By Juan Garnica, head Lodging & Leisure Aguirre Newman
Despite beginning of the year doubts, old and new uncertainties, 2016 has concluded as another spectacular year for Spain’s tourism and hotel industry, with record demand, boosting profitability and consolidated liquidity, which is expected to continue in 2017 and beyond.
With over 75 million international visitors, 2016 has been another record year (five in a row) for Spain’s tourism (threatening USA as the second worldwide touristic destination) based on natural competitive advantages, socio-politic stability, existing infrastructure and product offering, regardless of the development of alternative destinations, new tourism trends and socio-economic uncertainties (including the Brexit).
While international markets have fueled market growth, the uniqueness of domestic demand strength (which has finally outperform 2008 eight years later) provides another differential value in the market, consolidating a very strong demand growth trend. This demand growth, with inventory stability, results in strengthening commercial parameters (RevPAR) in all destinations, consolidating the trend initiated in 2013 providing for double digit growth in most second tier destinations, with increasingly normalized occupation rates but still relevant ADR upside.
As anticipated by Aguirre Newman, the strengthening of commercial parameters together with slimmer cost structure derived from optimizations implemented over the crisis years after 2009 is providing for a significant boost of profitability across all destinations, provided however renewed product proposals in line with demand changing trends and adapted to new distribution structure are outperforming the market.
Concurrently, liquidity is clearly available for the market and the asset class, surpassing EUR 2.4 billion in asset transactions in 2016 (including announced transactions in execution but excluding debt portfolio transactions).

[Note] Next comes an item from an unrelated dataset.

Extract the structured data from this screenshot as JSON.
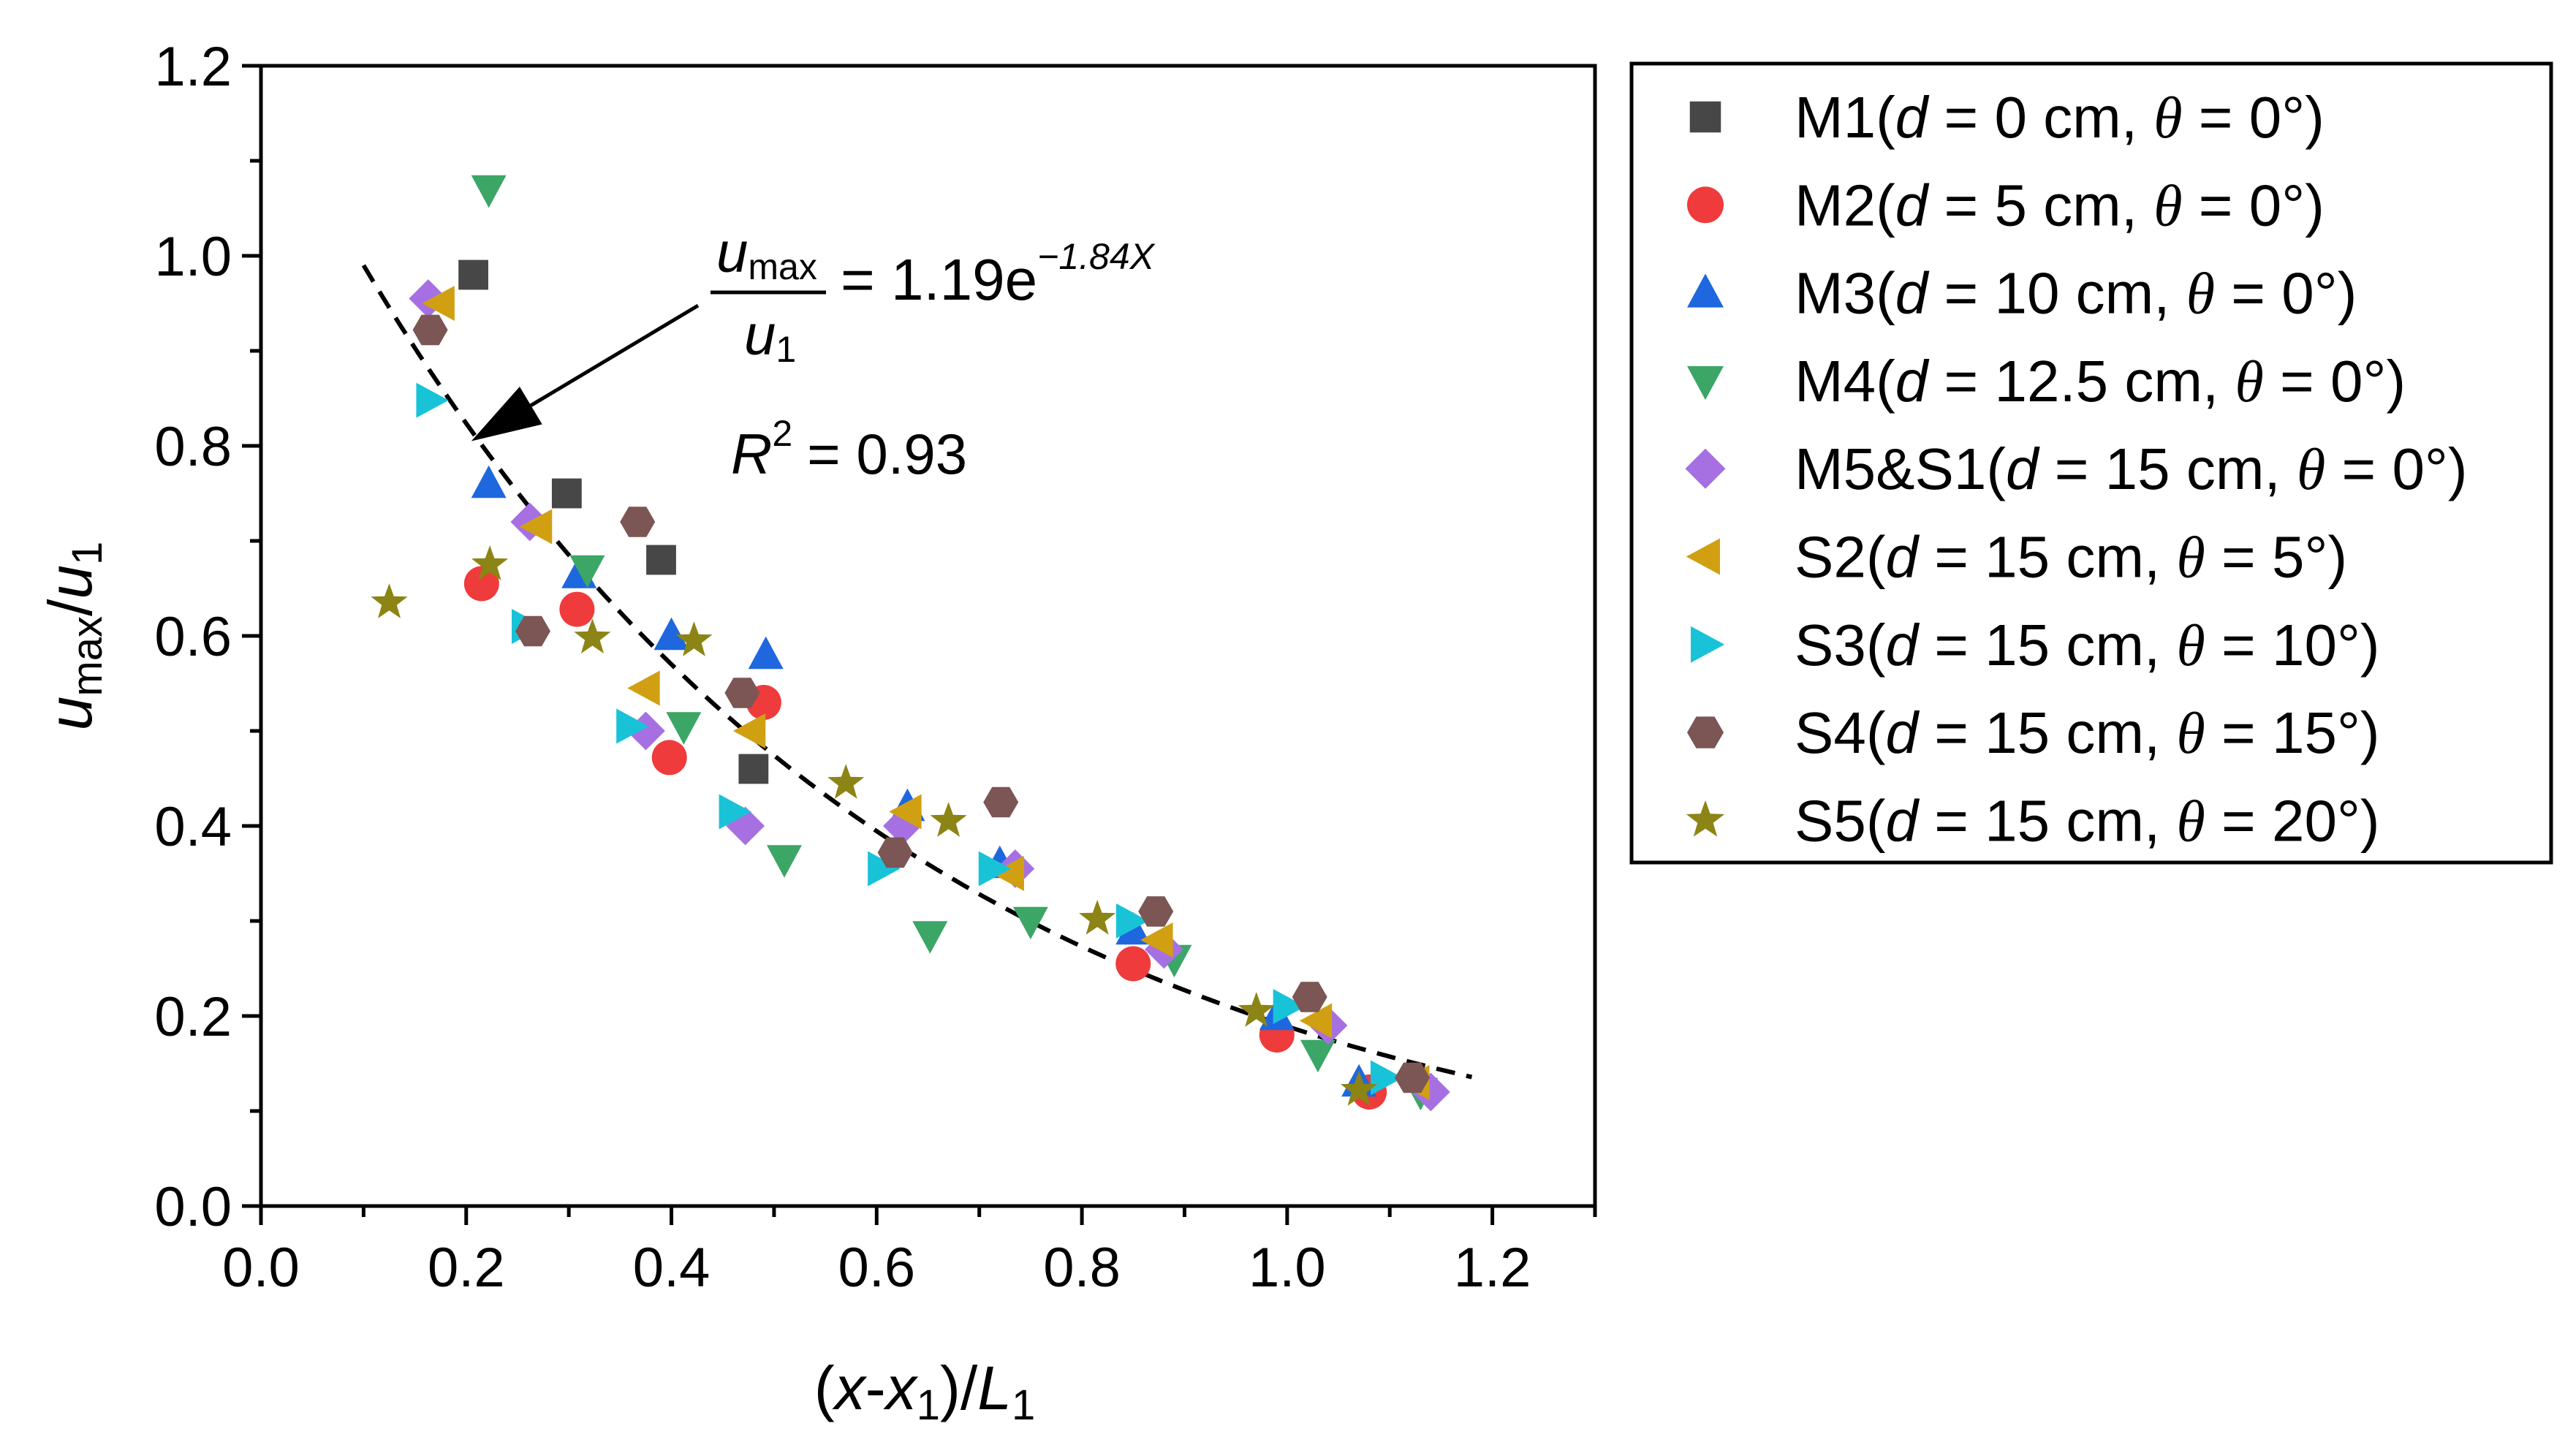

This investment level, very much in line with the spectacular 2015 (EUR 2.6 billion) has also, like last year, a very relevant weight of portfolios (close to 45% in both years), and consolidates Spain as the third European market in volume (behind UK and Germany).
Key aspects to consider are the noticeable relative low volume in Barcelona as market readjusts with local legislation, increasing liquidity in second tier destinations (25% of total volume), main focus in business risk opportunities and remarkable the increase of Family Offices (still primarily focused on city hotels).
Our outlook for 2017, while not exempt of global uncertainties, continues to be very positive as growth of commercial parameters continuous, mainly based on ADR increases as current market circumstances remain, providing for a unique opportunity to adapt product proposals and commercial strategies to the new realities of demand and distribution while maintaining dynamic cost structures to ensure mid to long term profitability growth and fundamentals strengthening.
In 2017 we also expect to see a continuation of the trends in transactions foreseen in 2015-16 with increasing weight of second tier destinations transactions, diminishing yields, especially in prime markets, and price increases with growing profitability, although levels are still in most non-prime destinations below development costs. The consolidation of transaction volume will be very dependent on the success of institutional investors in platform investments, while single asset transactions will continue to grow with offer deriving from the maturing industry property structure and resolution of debt portfolio restructurings within the value added – core plus range.
The challenge and opportunity for investment to excel in this record making, demand driven market, which has now evolved officially from opportunity to value added and moving fast to core plus, will be the adequate identification and pricing of opportunities with an ample focus and reach throughout segments and destinations of mid to long term value.